For several days after its first screening at the recent Long Island International Film Expo in Bellmore, the buzz was building about “The Museum of Lost Things,” the 22-minute movie based on an original short story by LIU Professor of English Dennis Pahl and directed by Gregory Cioffi (Post ’13, M.A. Theatre; ’11, M.S. Adolescence Ed; ’09, B.S. Childhood Education).
Then at an awards ceremony held on July 13, it won the prize for Best Story, topping a field crowded with both feature-length and short movie entries. Now it’s on to the Madrid Film Festival, where the film is nominated for Best Short Comedy and Best Supporting Actor.
“Let us thank a great director, a terrific cast and crew, and a talented cinematographer and editor at The Majors Productions for bringing to life the original story on which the movie is based,” said Dr. Pahl, in a statement he posted on Kickstarter, where more than $7,000 had been raised to help fund the project. He also singled out for praise his wife Luda Pahl, who served as costume and set designer.
In Dr. Pahl’s original story, an aging New York writer stumbles across a museum he’s never noticed before. Once he enters, he discovers that everything on display contains connections to his past.
“I just imagined if all the things you’ve ever lost could be found,” Dr. Pahl told The Pioneer in 2015 when the project was just underway, “you begin to think of what if you imagined rooms that contain not only lost objects but lost circumstances, lost friendships, lost love, lost illusions.”
Other Post alumni who helped bring this story to life are Rob LaRosa (Post ’12, B.F.A. Film), who did the editing, and Sheere V. Campbell (Post ’14, M.A. Theatre; ’11, B.S. English), who plays The Jamaican Woman. Besides his other cinematic duties, Cioffi portrayed The Husband. Actor Steve Platt, who bears an uncanny resemblance to Dr. Pahl, stars as The Museum Visitor.

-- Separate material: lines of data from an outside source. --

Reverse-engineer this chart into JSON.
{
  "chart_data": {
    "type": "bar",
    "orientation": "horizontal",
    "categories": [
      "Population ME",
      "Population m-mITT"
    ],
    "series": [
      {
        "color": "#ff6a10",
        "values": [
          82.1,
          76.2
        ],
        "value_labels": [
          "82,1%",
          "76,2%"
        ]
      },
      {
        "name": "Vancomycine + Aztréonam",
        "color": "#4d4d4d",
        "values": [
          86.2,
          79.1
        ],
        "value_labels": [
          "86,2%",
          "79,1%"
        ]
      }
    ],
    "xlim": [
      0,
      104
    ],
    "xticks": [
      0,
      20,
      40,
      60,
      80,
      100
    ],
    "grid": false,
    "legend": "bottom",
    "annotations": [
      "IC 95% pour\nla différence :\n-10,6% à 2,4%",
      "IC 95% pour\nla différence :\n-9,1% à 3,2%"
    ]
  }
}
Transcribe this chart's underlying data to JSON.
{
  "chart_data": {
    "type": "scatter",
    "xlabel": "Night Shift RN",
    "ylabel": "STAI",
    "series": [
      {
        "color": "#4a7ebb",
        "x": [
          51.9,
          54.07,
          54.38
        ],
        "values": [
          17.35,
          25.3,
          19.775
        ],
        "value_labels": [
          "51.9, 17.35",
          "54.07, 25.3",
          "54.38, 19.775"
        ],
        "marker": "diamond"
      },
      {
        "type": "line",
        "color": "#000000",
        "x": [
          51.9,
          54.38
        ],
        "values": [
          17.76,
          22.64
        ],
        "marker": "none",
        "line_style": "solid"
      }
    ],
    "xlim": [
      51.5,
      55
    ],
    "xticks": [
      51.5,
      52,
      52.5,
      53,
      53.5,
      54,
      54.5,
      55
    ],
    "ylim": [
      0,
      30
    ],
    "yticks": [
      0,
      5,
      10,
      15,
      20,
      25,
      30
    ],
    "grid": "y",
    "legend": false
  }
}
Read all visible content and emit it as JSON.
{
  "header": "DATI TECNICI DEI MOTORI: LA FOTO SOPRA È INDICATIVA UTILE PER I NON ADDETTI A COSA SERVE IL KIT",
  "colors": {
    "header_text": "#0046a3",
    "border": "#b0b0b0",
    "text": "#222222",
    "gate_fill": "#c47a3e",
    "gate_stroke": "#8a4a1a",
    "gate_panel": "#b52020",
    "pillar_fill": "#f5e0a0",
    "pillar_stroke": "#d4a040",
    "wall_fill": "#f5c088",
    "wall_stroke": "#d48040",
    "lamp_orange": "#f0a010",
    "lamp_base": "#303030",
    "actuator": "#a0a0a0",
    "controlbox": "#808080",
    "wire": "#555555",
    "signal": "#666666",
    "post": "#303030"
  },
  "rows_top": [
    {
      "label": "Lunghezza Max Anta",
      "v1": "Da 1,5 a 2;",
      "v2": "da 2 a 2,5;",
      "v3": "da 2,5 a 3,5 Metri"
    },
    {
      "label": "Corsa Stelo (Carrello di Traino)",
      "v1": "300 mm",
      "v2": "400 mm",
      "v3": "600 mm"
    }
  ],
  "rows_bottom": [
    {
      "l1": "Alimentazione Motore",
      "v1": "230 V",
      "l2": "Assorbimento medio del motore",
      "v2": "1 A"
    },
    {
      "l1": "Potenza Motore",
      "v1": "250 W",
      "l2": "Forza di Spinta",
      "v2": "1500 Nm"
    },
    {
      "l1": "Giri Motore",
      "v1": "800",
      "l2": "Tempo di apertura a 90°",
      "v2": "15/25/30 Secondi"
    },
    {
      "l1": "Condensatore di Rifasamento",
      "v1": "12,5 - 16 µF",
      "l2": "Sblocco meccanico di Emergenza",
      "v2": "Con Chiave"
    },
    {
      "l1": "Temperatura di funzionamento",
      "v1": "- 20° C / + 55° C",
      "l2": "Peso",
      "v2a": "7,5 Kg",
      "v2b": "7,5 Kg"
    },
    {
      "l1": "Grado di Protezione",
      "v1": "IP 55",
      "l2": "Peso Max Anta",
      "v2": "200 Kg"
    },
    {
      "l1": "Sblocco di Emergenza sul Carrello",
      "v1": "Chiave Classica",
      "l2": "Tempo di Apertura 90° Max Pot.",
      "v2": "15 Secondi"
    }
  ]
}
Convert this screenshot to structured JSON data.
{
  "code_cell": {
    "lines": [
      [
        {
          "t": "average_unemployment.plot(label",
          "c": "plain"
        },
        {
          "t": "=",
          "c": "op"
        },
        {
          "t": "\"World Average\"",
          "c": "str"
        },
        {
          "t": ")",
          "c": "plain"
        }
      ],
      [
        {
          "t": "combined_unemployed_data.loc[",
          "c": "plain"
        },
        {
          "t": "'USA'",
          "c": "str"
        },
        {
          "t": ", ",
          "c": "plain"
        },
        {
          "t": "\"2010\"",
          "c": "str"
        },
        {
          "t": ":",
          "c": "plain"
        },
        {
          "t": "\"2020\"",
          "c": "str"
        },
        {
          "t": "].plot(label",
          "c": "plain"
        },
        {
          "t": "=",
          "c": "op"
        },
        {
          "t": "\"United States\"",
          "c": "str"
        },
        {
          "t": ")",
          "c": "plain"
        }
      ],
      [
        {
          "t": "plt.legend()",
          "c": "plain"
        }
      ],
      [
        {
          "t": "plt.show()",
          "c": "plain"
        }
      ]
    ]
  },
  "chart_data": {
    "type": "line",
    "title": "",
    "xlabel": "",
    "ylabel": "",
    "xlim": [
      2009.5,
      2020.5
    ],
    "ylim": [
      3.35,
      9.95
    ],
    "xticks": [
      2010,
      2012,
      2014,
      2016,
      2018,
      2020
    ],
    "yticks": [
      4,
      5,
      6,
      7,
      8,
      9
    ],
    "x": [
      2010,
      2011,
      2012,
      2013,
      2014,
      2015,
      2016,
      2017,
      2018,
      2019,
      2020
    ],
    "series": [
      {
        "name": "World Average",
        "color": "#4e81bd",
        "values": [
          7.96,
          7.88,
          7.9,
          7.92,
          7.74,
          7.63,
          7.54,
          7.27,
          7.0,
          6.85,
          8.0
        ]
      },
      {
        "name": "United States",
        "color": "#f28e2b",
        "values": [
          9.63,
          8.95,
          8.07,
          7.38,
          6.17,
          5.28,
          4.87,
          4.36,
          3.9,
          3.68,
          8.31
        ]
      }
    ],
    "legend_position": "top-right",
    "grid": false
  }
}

Several settings for the film, which is a production of Mishigas Film in association with G&E Productions and The Majors Productions, will be familiar to Post students and alumni since scenes were shot at Winnick House, the Great Hall, the Hunt Room, the Pratt Center and the B. Davis Schwartz Memorial Library, where a winding stairway that leads to wall instead of a door is more than a metaphor.
“The great thing about ‘The Museum of Lost Things’ is that it bridges a bunch of genres,” explained LaRosa. “It’s one part a fantasy of a man’s journey, but it’s also a comedy at times, and a love story in another vein.”
The genesis of the film goes back to the creative relationship Cioffi maintained with his professor, Dr. Pahl, after he graduated with his degrees.
“He would often send me his writings, especially the published ones,” said Cioffi. When he got this short story, he realized that he had “never read anything like it. It was very original, very creative. I saw cinematic potential in it.”
And so “The Museum of Lost Things” took off, and the result is now a film that is beginning to find a wider audience by the day.